Thursday, January 09, 2025

Trump's Re-election May Spark Conflict with China Over Latin American Energy

By Haley Zaremba - Jan 09, 2025

China has established a strong foothold in Latin America's energy sector, controlling critical mineral supply chains and investing heavily in renewable energy projects.

The US is concerned about China's growing influence in the region and its potential to control key resources.

A Trump re-election could escalate tensions with China and lead to a more confrontational approach to its activities in Latin America.





China’s rapidly expanding presence in emerging markets around the globe, and particularly in Latin America, is creating a geopolitical minefield for would-be competitors around the world. Western powers have been growing increasingly wary of China’s control of key supply chains around the world, including a near-chokehold on critical primary materials and rare earth minerals necessary for tech manufacturing and clean energy development.

South America is rich in key materials in renewable energy and electric vehicle manufacturing such as lithium, nickel, and cobalt.

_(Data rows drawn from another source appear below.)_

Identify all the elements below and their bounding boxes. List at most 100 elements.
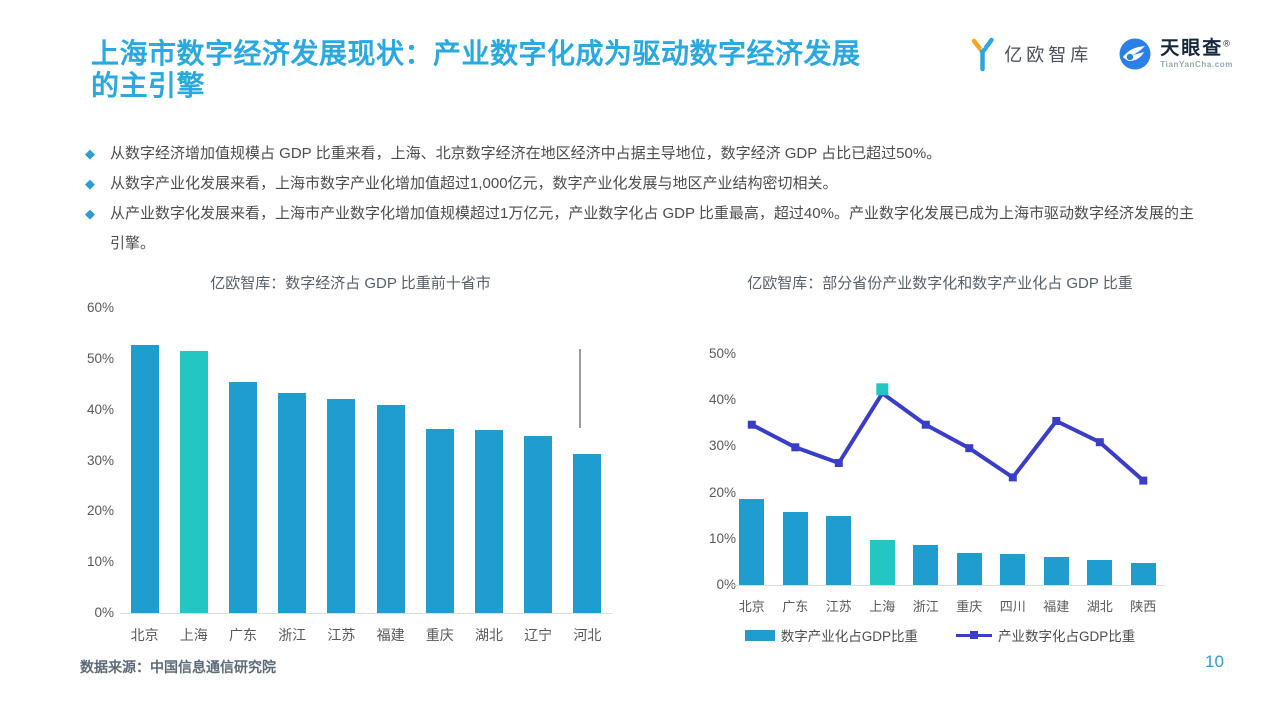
data-source-note: 数据来源：中国信息通信研究院 [80,659,276,675]
bar [130,345,159,613]
x-axis-label: 北京 [738,599,765,614]
page-title-line2: 的主引擎 [91,70,206,101]
x-axis-label: 上海 [869,599,896,614]
line-marker [1095,438,1104,447]
bar-swatch-icon [744,629,775,641]
tianyancha-logo: 天眼查® TianYanCha.com [1118,37,1233,71]
page-title: 上海市数字经济发展现状：产业数字化成为驱动数字经济发展 的主引擎 [91,38,1051,102]
x-axis-label: 广东 [782,599,809,614]
bar [869,539,895,585]
line-marker [1052,417,1061,425]
x-axis-label: 四川 [999,599,1026,614]
registered-mark-icon: ® [1223,38,1232,49]
bullet-item: ◆ 从产业数字化发展来看，上海市产业数字化增加值规模超过1万亿元，产业数字化占 … [85,199,1195,259]
y-axis-label: 60% [86,300,114,315]
tianyancha-logo-subtext: TianYanCha.com [1160,60,1233,69]
y-axis-label: 30% [86,452,114,468]
yiou-logo-text: 亿欧智库 [1004,45,1093,65]
bullet-text: 从数字经济增加值规模占 GDP 比重来看，上海、北京数字经济在地区经济中占据主导… [110,145,942,162]
x-axis-line [730,585,1165,586]
annotation-line [579,348,581,428]
bar [1043,556,1069,585]
bar [229,382,257,613]
x-axis-label: 上海 [179,627,208,643]
y-axis-label: 40% [86,401,114,417]
diamond-bullet-icon: ◆ [85,206,95,221]
x-axis-label: 湖北 [475,627,503,643]
chart-title: 亿欧智库：部分省份产业数字化和数字产业化占 GDP 比重 [747,275,1133,292]
bar [475,430,503,613]
bar [956,552,982,585]
tianyancha-logo-icon [1119,38,1151,70]
legend-label: 产业数字化占GDP比重 [998,629,1136,644]
bullet-item: ◆ 从数字经济增加值规模占 GDP 比重来看，上海、北京数字经济在地区经济中占据… [85,139,1195,169]
line-path [750,391,1145,483]
bar [1000,554,1026,585]
chart-title: 亿欧智库：数字经济占 GDP 比重前十省市 [210,275,491,292]
bar [1130,563,1156,585]
legend-label: 数字产业化占GDP比重 [780,629,918,644]
y-axis-label: 0% [716,577,736,592]
yiou-logo: 亿欧智库 [969,36,1092,72]
tianyancha-logo-texts: 天眼查® TianYanCha.com [1160,39,1233,69]
bar [913,544,939,585]
bullet-item: ◆ 从数字产业化发展来看，上海市数字产业化增加值超过1,000亿元，数字产业化发… [85,169,1195,199]
line-marker [834,459,843,467]
bullet-text: 从产业数字化发展来看，上海市产业数字化增加值规模超过1万亿元，产业数字化占 GD… [110,205,1194,252]
y-axis-label: 20% [86,503,114,519]
legend-item-line-series: 产业数字化占GDP比重 [956,625,1135,645]
y-axis-label: 40% [708,392,736,408]
diamond-bullet-icon: ◆ [85,146,95,161]
y-axis-label: 50% [708,346,736,361]
line-swatch-icon [956,630,992,640]
x-axis-label: 广东 [229,627,257,643]
x-axis-label: 重庆 [425,627,454,643]
x-axis-label: 福建 [376,627,405,643]
page-number: 10 [1205,652,1224,671]
chart-legend: 数字产业化占GDP比重 产业数字化占GDP比重 [700,625,1180,645]
yiou-logo-icon [972,37,995,72]
y-axis-label: 0% [94,605,114,620]
x-axis-label: 福建 [1043,599,1070,614]
line-marker [747,420,756,429]
y-axis-label: 50% [86,350,114,366]
bullet-text: 从数字产业化发展来看，上海市数字产业化增加值超过1,000亿元，数字产业化发展与… [110,175,838,192]
bar [1087,560,1113,585]
y-axis-label: 10% [708,530,736,546]
x-axis-line [120,613,612,614]
header-logos: 亿欧智库 天眼查® TianYanCha.com [969,36,1233,72]
chart-industry-digitalization-gdp-share: 亿欧智库：部分省份产业数字化和数字产业化占 GDP 比重 数字产业化占GDP比重… [700,272,1180,672]
line-marker [921,420,930,429]
diamond-bullet-icon: ◆ [85,176,95,191]
x-axis-label: 江苏 [327,627,356,643]
x-axis-label: 河北 [573,627,602,643]
x-axis-label: 北京 [130,627,159,643]
y-axis-label: 10% [86,554,114,570]
bar [826,515,852,585]
line-marker-highlight [876,383,889,396]
line-marker [791,443,800,452]
bar [327,399,356,613]
line-marker [1139,476,1148,485]
x-axis-label: 陕西 [1130,599,1157,614]
x-axis-label: 重庆 [956,599,983,614]
x-axis-label: 浙江 [912,599,939,614]
line-marker [965,444,974,453]
bar [278,392,307,613]
x-axis-label: 湖北 [1086,599,1113,614]
summary-bullets: ◆ 从数字经济增加值规模占 GDP 比重来看，上海、北京数字经济在地区经济中占据… [85,139,1195,259]
x-axis-label: 辽宁 [524,627,553,643]
bar [782,511,808,585]
bar [376,404,405,613]
tianyancha-logo-text: 天眼查® [1160,38,1232,59]
legend-item-bar-series: 数字产业化占GDP比重 [744,625,918,645]
y-axis-label: 30% [708,438,736,454]
y-axis-label: 20% [708,484,736,500]
bar [739,498,765,585]
line-marker [1008,473,1017,482]
page-title-line1: 上海市数字经济发展现状：产业数字化成为驱动数字经济发展 [91,38,861,69]
bar [179,351,208,613]
chart-digital-economy-gdp-share: 亿欧智库：数字经济占 GDP 比重前十省市 0% 10% 20% 30% 40% 50% 6… [78,272,623,662]
bar [524,436,553,613]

China is already the “dominant producer of rare earths and graphite globally,” The South China Morning Post reports based on recent BloombergNEF data. “It also owns around a third of global rare earths, a sixth of graphite and an eighth of lithium reserves.” And expanding its already significant acquisitions of Latin American minerals is a key part of China’s geopolitical strategy. Chinese companies already own major stakes in one of the largest lithium producers in Chile, have purchased a ‘major evaporative lithium project’ in Argentina, and have signed dozens of trade-strengthening agreements with Brazil.

Chinese investing has been particularly pronounced in the energy sector, and especially the clean energy sector. Around 90% of all installed wind and solar technologies in Latin America are produced by Chinese companies. As of 2023, Beijing had active free trade agreements with Chile, Costa Rica, Ecuador, and Peru (and was in active negotiations with Uruguay). To date, 22 Latin American countries have signed on to China’s massive international infrastructure investing scheme, the Belt and Road Initiative (BRI).

On top of the significant BRI inroads, China’s State Grid now controls most of Chile’s regulated energy distribution, and has increasing levels of control in Peru. In February of this year, the government of Peru approved a deal for state-owned China Southern Power Grid International (HK) to purchase Enel Distribución Perú and Enel X Perú, thereby handing over complete and total control of electricity distribution in the capital city of Lima to Beijing. “China wants to be Latin America’s switch, and Peru has become the paradigm of that effort,” political analyst and economic journalist Paolo Benza recently told the regional news outlet Diálogo.

Under the Biden administration, the threat has been treated as a call to action for the United States to ramp up its own supply chains for critical materials as well as domestic capacities for their extraction, manufacturing, and refinement. However, Washington has struggled to make inroads for the import of critical materials such as South American lithium, whereas China has already developed well-established trade relations in these markets.

Under Trump, however, these tensions could transform from policy goals into potential sources of geopolitical and just plain political conflict. As the Council on Foreign Relations recently reported, “the reelection of Donald Trump, who has promised a wide array of trade measures, including tariffs on Mexico, could signal a significantly more confrontational approach to China in the Western Hemisphere.”

While Trump’s approaches are highly contentious and potentially even dangerous according to some experts, they are not without provocation. China’s own approach – rapidly expanding its presence in emerging markets through its mass-scale Belt and Road global infrastructure initiative – is seen by many experts as a flagrant political power-grab more than a mere economic gain. “The United States and its allies [...] fear that Beijing is using these relationships to pursue its geopolitical goals—like the further isolation of Taiwan—and bolster authoritarian regimes such as those in Cuba and Venezuela,” the Council on Foreign Relations report went on to say.

China is currently South America’s largest foreign trading partner, providing massive amounts of direct investment as well as credit. Beijing has also strengthened military ties with several nations including Venezuela, whose authoritarian regime has isolated the country from the Western world by way of heavy economic sanctions. China’s willingness to trade with and even cozy up to Venezuela and China not only allows those governments economic relief but provides considerable leverage and influence to Beijing.